Die Partnerschaften unterstützen Ihr Engagement gegen Rassismus, Rechtsextremismus und Diskriminierung.

Im Rahmen des Bundesprogramms Demokratie leben! werden Partnerschaften für Demokratie vom Bundesministerium für Familie, Senioren, Frauen und Jugend in ganz Deutschland unterstützt. Dazu werden den geförderten Kommunen jährlich Gelder für einen Aktions- und Initiativfonds sowie einen Jugendfonds zur Verfügung gestellt, aus denen konkrete Einzelmaßnahmen und Projekte finanziert werden können.

Anträge zur Durchführung von Projekten zu den Programmzielen können von gemeinnützigen Vereinen, religiösen Gemeinschaften, Initiativen und nicht-staatlichen Organisationen gestellt werden.
Teilnehmen können alle, die sich für Toleranz und Demokratie und gegen Diskriminierung, Rechtsextremismus und Fremdenfeindlichkeit einsetzen.

Unterstützt und beraten werden sie dabei von Fach- und Koordinierungsstellen, so auch in Bremen. Über die Vergabe der Mittel und die Ausrichtung der einzelnen Partnerschaften entscheidet jeweils ein Begleitausschuss, der sich in Bremen aus Beiräten, Ortsämtern, Vereinen, Beratungsstellen und Initiativen zusammensetzt.

In Partnerschaften für Demokratie kommen Verantwortliche aus der kommunalen Politik und Verwaltung und Aktive aus der Zivilgesellschaft zusammen. Auf lokaler Ebene wollen sie handeln, um Demokratie und Vielfalt zu fördern und Rechtsextremismus, Gewalt und Menschenfeindlichkeit einzudämmen.

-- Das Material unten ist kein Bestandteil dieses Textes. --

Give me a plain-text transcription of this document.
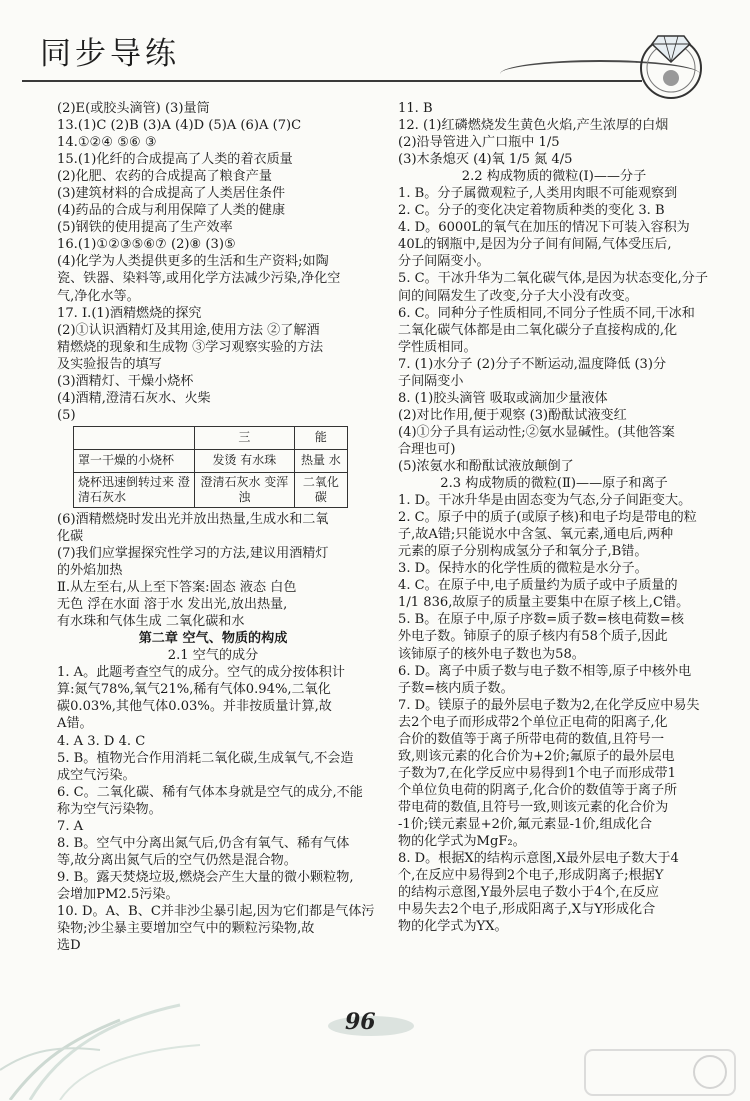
同步导练
(2)E(或胶头滴管) (3)量筒
13.(1)C (2)B (3)A (4)D (5)A (6)A (7)C
14.①②④ ⑤⑥ ③
15.(1)化纤的合成提高了人类的着衣质量
(2)化肥、农药的合成提高了粮食产量
(3)建筑材料的合成提高了人类居住条件
(4)药品的合成与利用保障了人类的健康
(5)钢铁的使用提高了生产效率
16.(1)①②③⑤⑥⑦ (2)⑧ (3)⑤
(4)化学为人类提供更多的生活和生产资料;如陶
瓷、铁器、染料等,或用化学方法减少污染,净化空
气,净化水等。
17. Ⅰ.(1)酒精燃烧的探究
(2)①认识酒精灯及其用途,使用方法 ②了解酒
精燃烧的现象和生成物 ③学习观察实验的方法
及实验报告的填写
(3)酒精灯、干燥小烧杯
(4)酒精,澄清石灰水、火柴
(5)
	三	能
罩一干燥的小烧杯	发烫 有水珠	热量 水
烧杯迅速倒转过来 澄清石灰水	澄清石灰水 变浑浊	二氧化碳
(6)酒精燃烧时发出光并放出热量,生成水和二氧
化碳
(7)我们应掌握探究性学习的方法,建议用酒精灯
的外焰加热
Ⅱ.从左至右,从上至下答案:固态 液态 白色
无色 浮在水面 溶于水 发出光,放出热量,
有水珠和气体生成 二氧化碳和水
第二章 空气、物质的构成
2.1 空气的成分
1. A。此题考查空气的成分。空气的成分按体积计
算:氮气78%,氧气21%,稀有气体0.94%,二氧化
碳0.03%,其他气体0.03%。并非按质量计算,故
A错。
4. A 3. D 4. C
5. B。植物光合作用消耗二氧化碳,生成氧气,不会造
成空气污染。
6. C。二氧化碳、稀有气体本身就是空气的成分,不能
称为空气污染物。
7. A
8. B。空气中分离出氮气后,仍含有氧气、稀有气体
等,故分离出氮气后的空气仍然是混合物。
9. B。露天焚烧垃圾,燃烧会产生大量的微小颗粒物,
会增加PM2.5污染。
10. D。A、B、C并非沙尘暴引起,因为它们都是气体污
染物;沙尘暴主要增加空气中的颗粒污染物,故
选D
11. B
12. (1)红磷燃烧发生黄色火焰,产生浓厚的白烟
(2)沿导管进入广口瓶中 1/5
(3)木条熄灭 (4)氧 1/5 氮 4/5
2.2 构成物质的微粒(Ⅰ)——分子
1. B。分子属微观粒子,人类用肉眼不可能观察到
2. C。分子的变化决定着物质种类的变化 3. B
4. D。6000L的氧气在加压的情况下可装入容积为
40L的钢瓶中,是因为分子间有间隔,气体受压后,
分子间隔变小。
5. C。干冰升华为二氧化碳气体,是因为状态变化,分子
间的间隔发生了改变,分子大小没有改变。
6. C。同种分子性质相同,不同分子性质不同,干冰和
二氧化碳气体都是由二氧化碳分子直接构成的,化
学性质相同。
7. (1)水分子 (2)分子不断运动,温度降低 (3)分
子间隔变小
8. (1)胶头滴管 吸取或滴加少量液体
(2)对比作用,便于观察 (3)酚酞试液变红
(4)①分子具有运动性;②氨水显碱性。(其他答案
合理也可)
(5)浓氨水和酚酞试液放颠倒了
2.3 构成物质的微粒(Ⅱ)——原子和离子
1. D。干冰升华是由固态变为气态,分子间距变大。
2. C。原子中的质子(或原子核)和电子均是带电的粒
子,故A错;只能说水中含氢、氧元素,通电后,两种
元素的原子分别构成氢分子和氧分子,B错。
3. D。保持水的化学性质的微粒是水分子。
4. C。在原子中,电子质量约为质子或中子质量的
1/1 836,故原子的质量主要集中在原子核上,C错。
5. B。在原子中,原子序数=质子数=核电荷数=核
外电子数。铈原子的原子核内有58个质子,因此
该铈原子的核外电子数也为58。
6. D。离子中质子数与电子数不相等,原子中核外电
子数=核内质子数。
7. D。镁原子的最外层电子数为2,在化学反应中易失
去2个电子而形成带2个单位正电荷的阳离子,化
合价的数值等于离子所带电荷的数值,且符号一
致,则该元素的化合价为+2价;氟原子的最外层电
子数为7,在化学反应中易得到1个电子而形成带1
个单位负电荷的阴离子,化合价的数值等于离子所
带电荷的数值,且符号一致,则该元素的化合价为
-1价;镁元素显+2价,氟元素显-1价,组成化合
物的化学式为MgF₂。
8. D。根据X的结构示意图,X最外层电子数大于4
个,在反应中易得到2个电子,形成阴离子;根据Y
的结构示意图,Y最外层电子数小于4个,在反应
中易失去2个电子,形成阳离子,X与Y形成化合
物的化学式为YX。
96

Die Fördergebiete in Bremen umfassen die Stadtteile:

Burglesum, Vegesack und Blumenthal

Mitte, Viertel und Findorff

Weitere Informationen finden Sie hier:

Partnerschaften für Demokratie Bremen

Partnerschaft für Demokratie Bremerhaven

In Bremerhaven besteht ein hoher Bedarf an demokratie- und partizipations-fördernden Projekten für Kinder und Jugendliche. Gleichzeitig wird die Stadtgesellschaft unserer Stadt stetig immer bunter. Der Anteil der im Lande Bremen lebenden Menschen mit Migrationshintergrund ist doppelt so hoch wie der „offizielle“ Ausländeranteil. Aufgrund der gewachsenen Flüchtlingsströme wird dieser Anteil weiter steigen. Die multikulturelle Bevölkerungsstruktur stellt das gesellschaftliche Zusammenleben vor Herausforderungen.

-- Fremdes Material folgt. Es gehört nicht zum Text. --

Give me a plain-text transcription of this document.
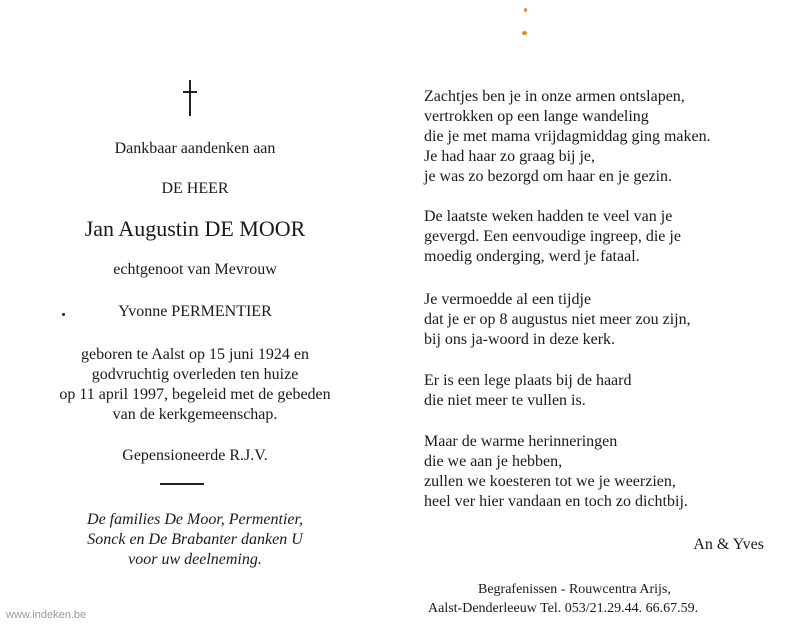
Dankbaar aandenken aan
DE HEER
Jan Augustin DE MOOR
echtgenoot van Mevrouw
Yvonne PERMENTIER
geboren te Aalst op 15 juni 1924 en
godvruchtig overleden ten huize
op 11 april 1997, begeleid met de gebeden
van de kerkgemeenschap.
Gepensioneerde R.J.V.
De families De Moor, Permentier,
Sonck en De Brabanter danken U
voor uw deelneming.
Zachtjes ben je in onze armen ontslapen,
vertrokken op een lange wandeling
die je met mama vrijdagmiddag ging maken.
Je had haar zo graag bij je,
je was zo bezorgd om haar en je gezin.
De laatste weken hadden te veel van je
gevergd. Een eenvoudige ingreep, die je
moedig onderging, werd je fataal.
Je vermoedde al een tijdje
dat je er op 8 augustus niet meer zou zijn,
bij ons ja-woord in deze kerk.
Er is een lege plaats bij de haard
die niet meer te vullen is.
Maar de warme herinneringen
die we aan je hebben,
zullen we koesteren tot we je weerzien,
heel ver hier vandaan en toch zo dichtbij.
An & Yves
Begrafenissen - Rouwcentra Arijs,
Aalst-Denderleeuw Tel. 053/21.29.44. 66.67.59.
www.indeken.be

Im Hinblick auf das interkulturelle Miteinander ist grundsätzlich eine freundliche Stimmung wahrzunehmen. Trotzdem sind leider noch immer Formen von Fremdenfeindlichkeit spürbar. Im Alltag kommt es immer wieder zu überwindbaren Hürden, bei denen manchmal nur kleine Unterstützungsprozesse notwendig sind. Um dies zu fördern, gestaltet das Jugendamt der Stadt Bremerhaven in Zusammenarbeit mit der Bremerhavener Sportjugend das Förderprogramm „Demokratie leben! Aktiv gegen Rechtsextremismus, Gewalt und Menschenfeindlichkeit“ in Bremerhaven.

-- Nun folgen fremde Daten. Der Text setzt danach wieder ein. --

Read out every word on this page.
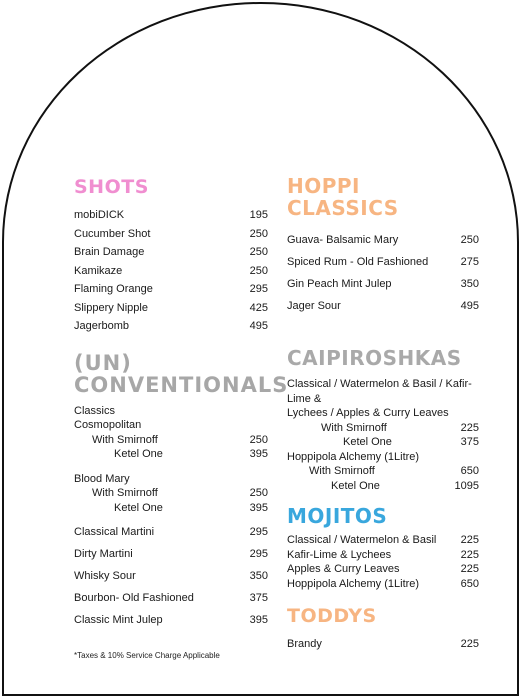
SHOTS
mobiDICK	195
Cucumber Shot	250
Brain Damage	250
Kamikaze	250
Flaming Orange	295
Slippery Nipple	425
Jagerbomb	495
(UN)
CONVENTIONALS
Classics
Cosmopolitan
With Smirnoff	250
Ketel One	395
Blood Mary
With Smirnoff	250
Ketel One	395
Classical Martini	295
Dirty Martini	295
Whisky Sour	350
Bourbon- Old Fashioned	375
Classic Mint Julep	395
HOPPI CLASSICS
Guava- Balsamic Mary	250
Spiced Rum - Old Fashioned	275
Gin Peach Mint Julep	350
Jager Sour	495
CAIPIROSHKAS
Classical / Watermelon & Basil / Kafir-Lime &
Lychees / Apples & Curry Leaves
With Smirnoff	225
Ketel One	375
Hoppipola Alchemy (1Litre)
With Smirnoff	650
Ketel One	1095
MOJITOS
Classical / Watermelon & Basil 225
Kafir-Lime & Lychees	225
Apples & Curry Leaves	225
Hoppipola Alchemy (1Litre)	650
TODDYS
Brandy	225
*Taxes & 10% Service Charge Applicable
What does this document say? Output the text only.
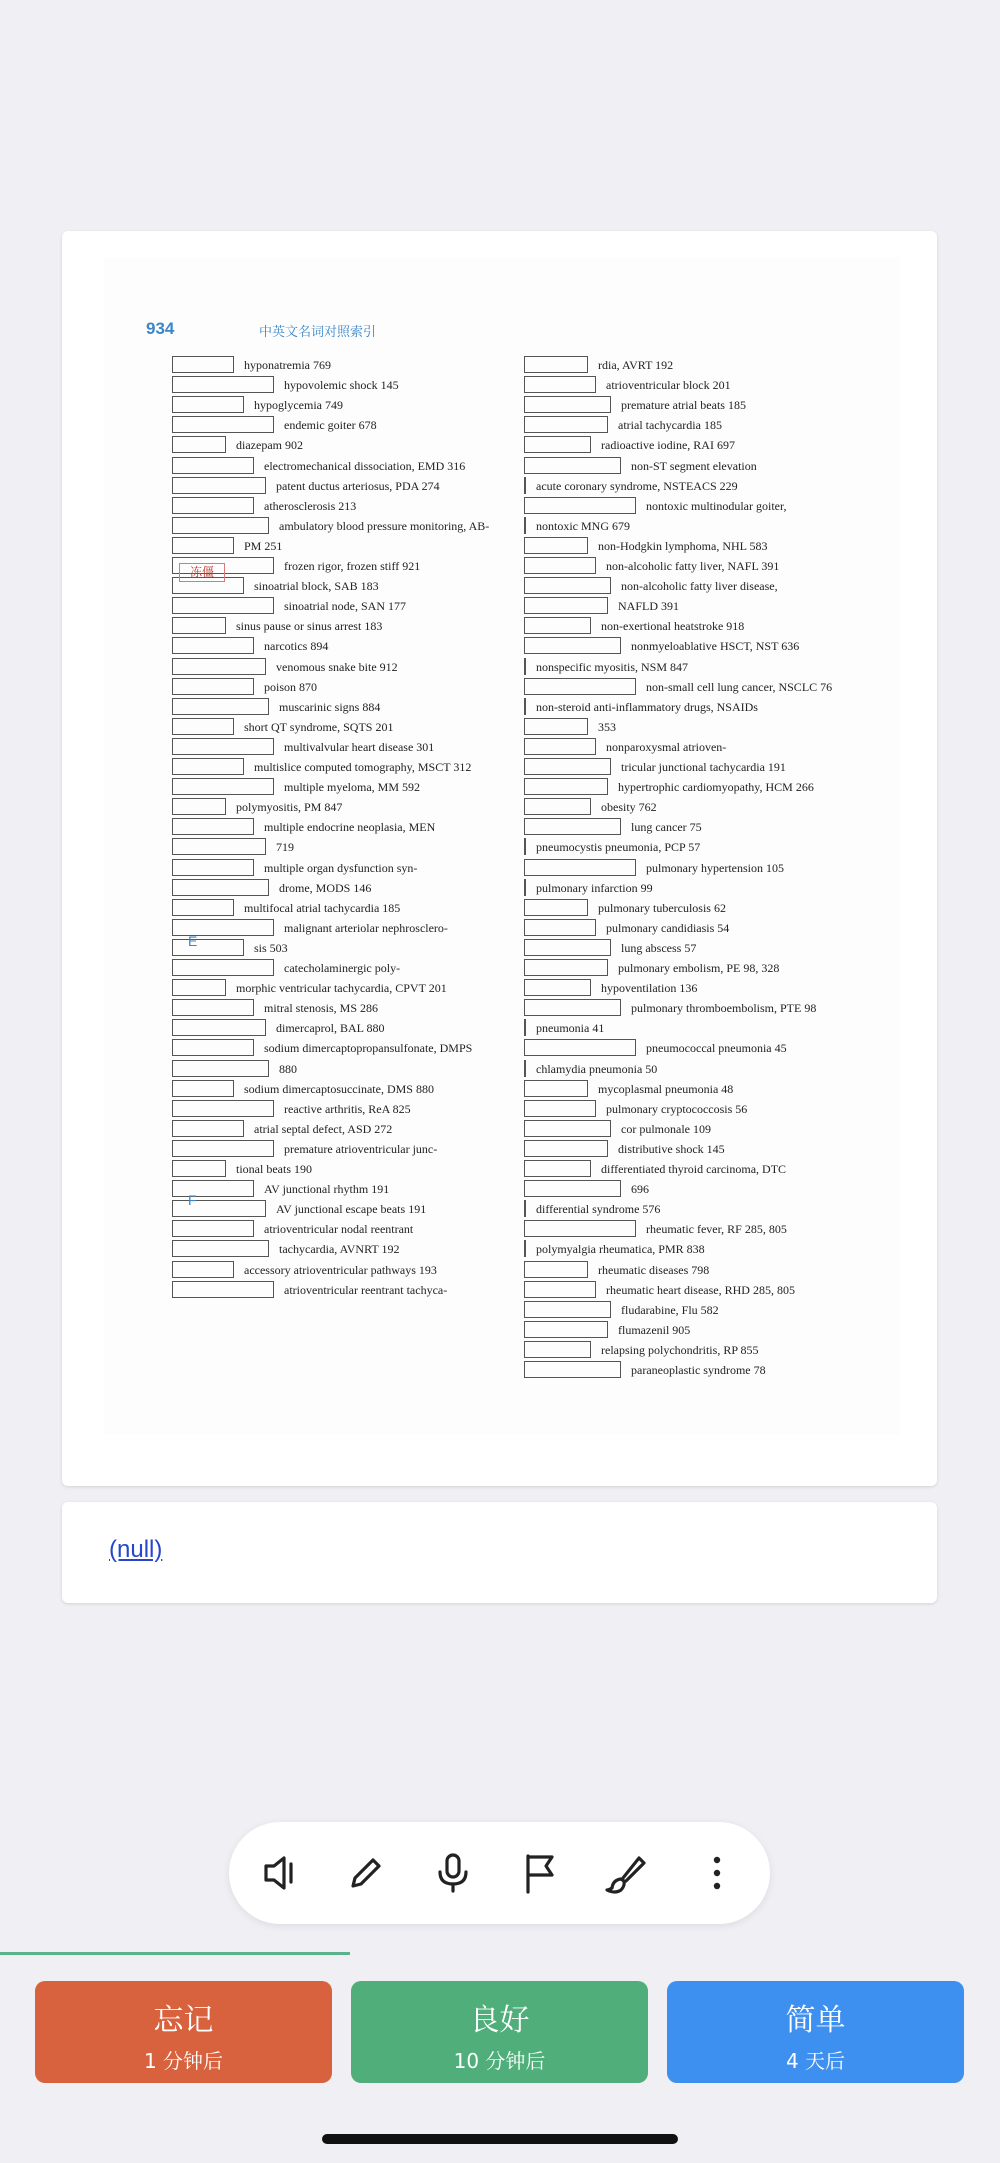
934	中英文名词对照索引
hyponatremia 769
hypovolemic shock 145
hypoglycemia 749
endemic goiter 678
diazepam 902
electromechanical dissociation, EMD 316
patent ductus arteriosus, PDA 274
atherosclerosis 213
ambulatory blood pressure monitoring, AB-
PM 251
frozen rigor, frozen stiff 921
sinoatrial block, SAB 183
sinoatrial node, SAN 177
sinus pause or sinus arrest 183
narcotics 894
venomous snake bite 912
poison 870
muscarinic signs 884
short QT syndrome, SQTS 201
multivalvular heart disease 301
multislice computed tomography, MSCT 312
multiple myeloma, MM 592
polymyositis, PM 847
multiple endocrine neoplasia, MEN
719
multiple organ dysfunction syn-
drome, MODS 146
multifocal atrial tachycardia 185
malignant arteriolar nephrosclero-
sis 503
catecholaminergic poly-
morphic ventricular tachycardia, CPVT 201
mitral stenosis, MS 286
dimercaprol, BAL 880
sodium dimercaptopropansulfonate, DMPS
880
sodium dimercaptosuccinate, DMS 880
reactive arthritis, ReA 825
atrial septal defect, ASD 272
premature atrioventricular junc-
tional beats 190
AV junctional rhythm 191
AV junctional escape beats 191
atrioventricular nodal reentrant
tachycardia, AVNRT 192
accessory atrioventricular pathways 193
atrioventricular reentrant tachyca-
rdia, AVRT 192
atrioventricular block 201
premature atrial beats 185
atrial tachycardia 185
radioactive iodine, RAI 697
non-ST segment elevation
acute coronary syndrome, NSTEACS 229
nontoxic multinodular goiter,
nontoxic MNG 679
non-Hodgkin lymphoma, NHL 583
non-alcoholic fatty liver, NAFL 391
non-alcoholic fatty liver disease,
NAFLD 391
non-exertional heatstroke 918
nonmyeloablative HSCT, NST 636
nonspecific myositis, NSM 847
non-small cell lung cancer, NSCLC 76
non-steroid anti-inflammatory drugs, NSAIDs
353
nonparoxysmal atrioven-
tricular junctional tachycardia 191
hypertrophic cardiomyopathy, HCM 266
obesity 762
lung cancer 75
pneumocystis pneumonia, PCP 57
pulmonary hypertension 105
pulmonary infarction 99
pulmonary tuberculosis 62
pulmonary candidiasis 54
lung abscess 57
pulmonary embolism, PE 98, 328
hypoventilation 136
pulmonary thromboembolism, PTE 98
pneumonia 41
pneumococcal pneumonia 45
chlamydia pneumonia 50
mycoplasmal pneumonia 48
pulmonary cryptococcosis 56
cor pulmonale 109
distributive shock 145
differentiated thyroid carcinoma, DTC
696
differential syndrome 576
rheumatic fever, RF 285, 805
polymyalgia rheumatica, PMR 838
rheumatic diseases 798
rheumatic heart disease, RHD 285, 805
fludarabine, Flu 582
flumazenil 905
relapsing polychondritis, RP 855
paraneoplastic syndrome 78
冻僵
E
F
(null)
忘记
1 分钟后
良好
10 分钟后
简单
4 天后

Die Bremerhavener Sportjugend des Kreissportbund Bremerhaven ist die Koordinierungs- und Fachstelle der Partnerschaft für Demokratie in Bremerhaven. Sie ist somit für die organisatorische und inhaltlich-fachliche Koordinierung des Förderprogramms in Bremerhaven zuständig. Die Begleitung von Projekten, Akteuren sowie Anträgen wird vom Projektmitarbeiter Stephan Mischer-Dinklage bei der Bremerhavener Sportjugend betreut. Von Seiten der Stadt wird das Projekt von Jens Oppermann, Jugend- und Frauenförderung (Stadt Bremerhaven) aktiv begleitet und unterstützt. Die finanzielle Verwaltung übernimmt Silke Scholl (Stadt Bremerhaven) verantwortlich.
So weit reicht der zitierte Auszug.